The SYPRO orange dye-based thermal shift assay was conducted on an Applied Biosystems StepOnePlus real-time PCR system (Waltham, MA, USA). Sample mixture with or without DMSO or methanol contained approximately 20 µM of protein in the incubation buffer (100 mM Tris·HCl, pH 7.5, and 100 mM NaCl) with a 1× final concentration of SYPRO orange dye. Melting temperature (T_m) of the enzyme was recorded from within the temperature range of 25–95 °C with a 1 °C increase per minute. Data were analyzed using protein thermal shift software from Thermo Fisher (Waltham, MA, USA).

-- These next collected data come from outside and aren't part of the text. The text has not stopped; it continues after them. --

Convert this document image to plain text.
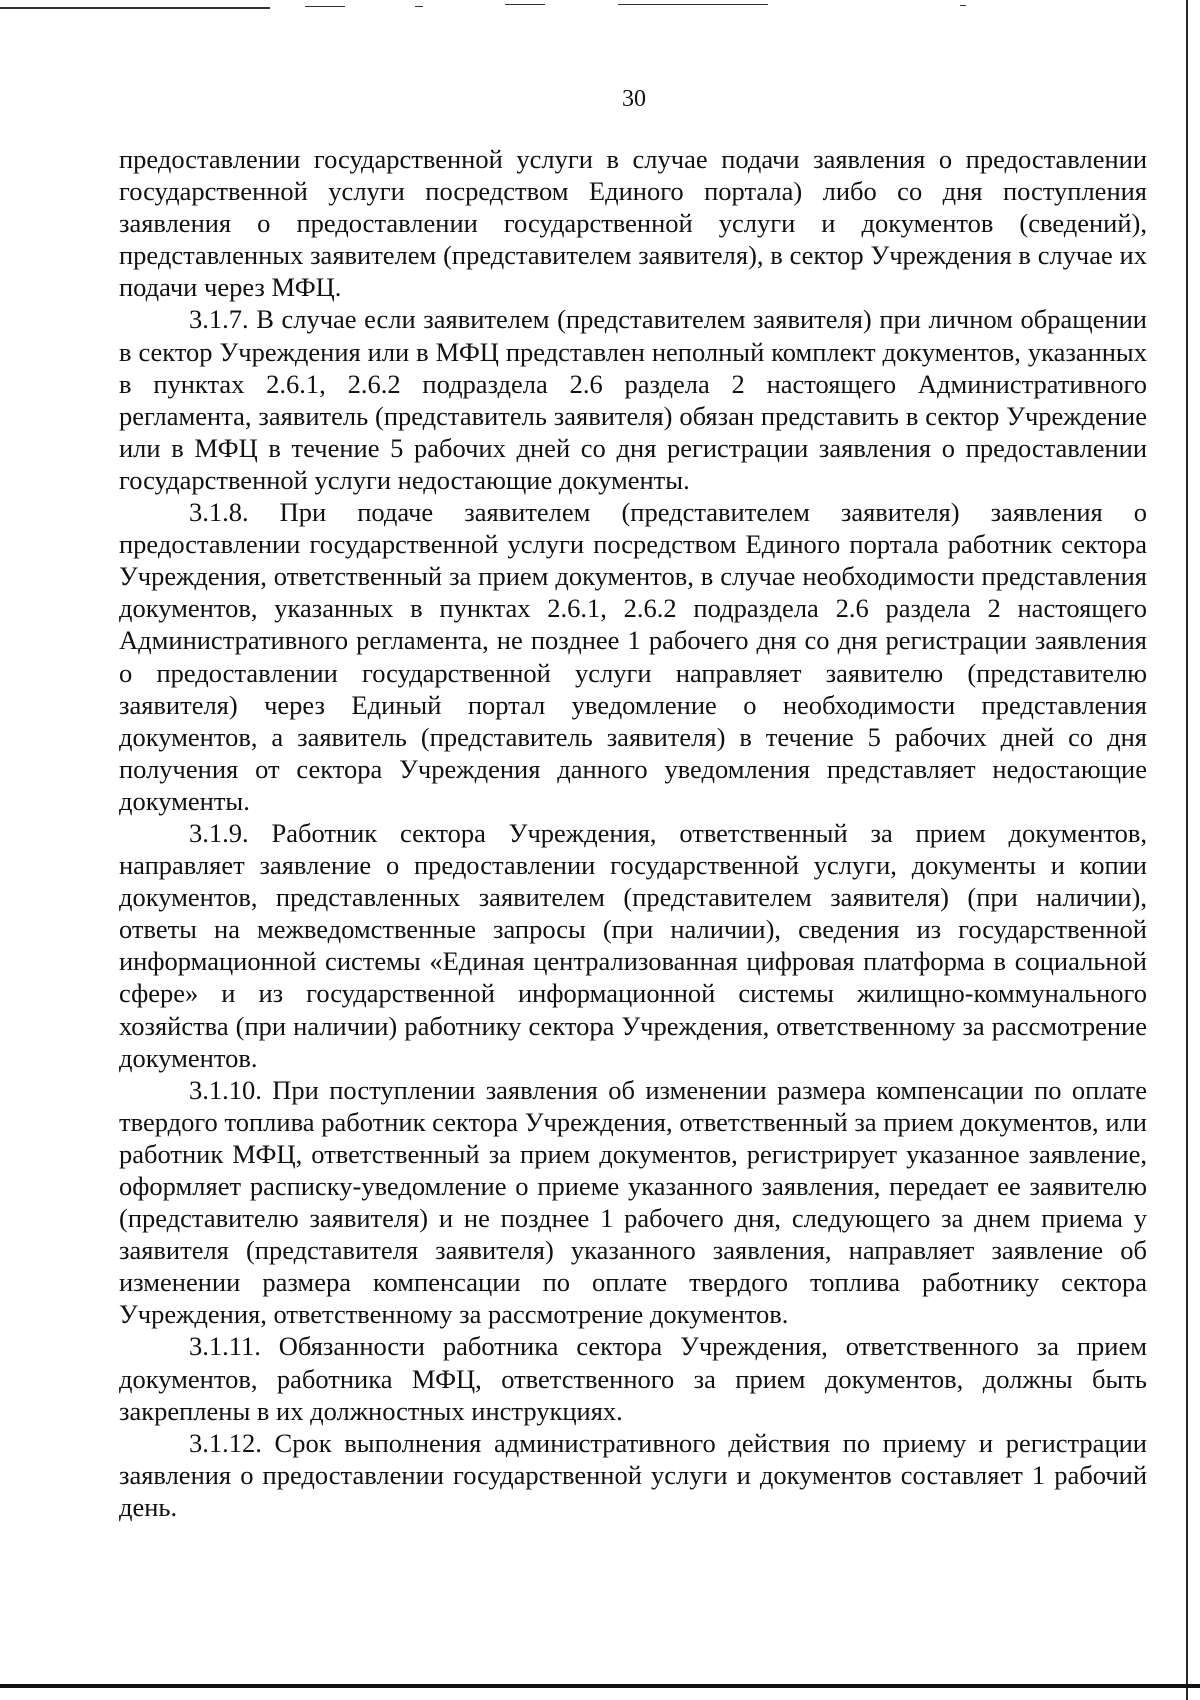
30

предоставлении государственной услуги в случае подачи заявления о предоставлении государственной услуги посредством Единого портала) либо со дня поступления заявления о предоставлении государственной услуги и документов (сведений), представленных заявителем (представителем заявителя), в сектор Учреждения в случае их подачи через МФЦ.

3.1.7. В случае если заявителем (представителем заявителя) при личном обращении в сектор Учреждения или в МФЦ представлен неполный комплект документов, указанных в пунктах 2.6.1, 2.6.2 подраздела 2.6 раздела 2 настоящего Административного регламента, заявитель (представитель заявителя) обязан представить в сектор Учреждение или в МФЦ в течение 5 рабочих дней со дня регистрации заявления о предоставлении государственной услуги недостающие документы.

3.1.8. При подаче заявителем (представителем заявителя) заявления о предоставлении государственной услуги посредством Единого портала работник сектора Учреждения, ответственный за прием документов, в случае необходимости представления документов, указанных в пунктах 2.6.1, 2.6.2 подраздела 2.6 раздела 2 настоящего Административного регламента, не позднее 1 рабочего дня со дня регистрации заявления о предоставлении государственной услуги направляет заявителю (представителю заявителя) через Единый портал уведомление о необходимости представления документов, а заявитель (представитель заявителя) в течение 5 рабочих дней со дня получения от сектора Учреждения данного уведомления представляет недостающие документы.

3.1.9. Работник сектора Учреждения, ответственный за прием документов, направляет заявление о предоставлении государственной услуги, документы и копии документов, представленных заявителем (представителем заявителя) (при наличии), ответы на межведомственные запросы (при наличии), сведения из государственной информационной системы «Единая централизованная цифровая платформа в социальной сфере» и из государственной информационной системы жилищно-коммунального хозяйства (при наличии) работнику сектора Учреждения, ответственному за рассмотрение документов.

3.1.10. При поступлении заявления об изменении размера компенсации по оплате твердого топлива работник сектора Учреждения, ответственный за прием документов, или работник МФЦ, ответственный за прием документов, регистрирует указанное заявление, оформляет расписку-уведомление о приеме указанного заявления, передает ее заявителю (представителю заявителя) и не позднее 1 рабочего дня, следующего за днем приема у заявителя (представителя заявителя) указанного заявления, направляет заявление об изменении размера компенсации по оплате твердого топлива работнику сектора Учреждения, ответственному за рассмотрение документов.

3.1.11. Обязанности работника сектора Учреждения, ответственного за прием документов, работника МФЦ, ответственного за прием документов, должны быть закреплены в их должностных инструкциях.

3.1.12. Срок выполнения административного действия по приему и регистрации заявления о предоставлении государственной услуги и документов составляет 1 рабочий день.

4.9. Quenching of Protein Fluorescence

Acrylamide-induced fluorescence quenching was measured using a Scinco FS-2 fluorescence spectrometer (Seoul, Korea) at 25 °C. Initially, 10 µmol of protein was added to buffer containing 0–40% DMSO or methanol. The fluorescence of the protein from tryptophan and tyrosine residues was measured at 280 nm upon addition of increasing concentrations of acrylamide (0–0.5 M). Quenching data are presented as a proportion of the intrinsic fluorescence intensity (F₀) to the fluorescence intensity in the presence of 0–0.5 M acrylamide (F).

4.10. CD Spectroscopy

The secondary structure of the WT and mutant PML enzymes was determined using a JASCO J-1500 spectropolarimeter (Tokyo, Japan), which was available at the Korea Basic Science Institute (Ochang, Korea). Protein samples (0.5 mg/mL) in buffer B were incubated at 25 °C for 1 h before measuring CD spectra. The data were analyzed using K2D3, a web server that analyzes protein secondary structure [48].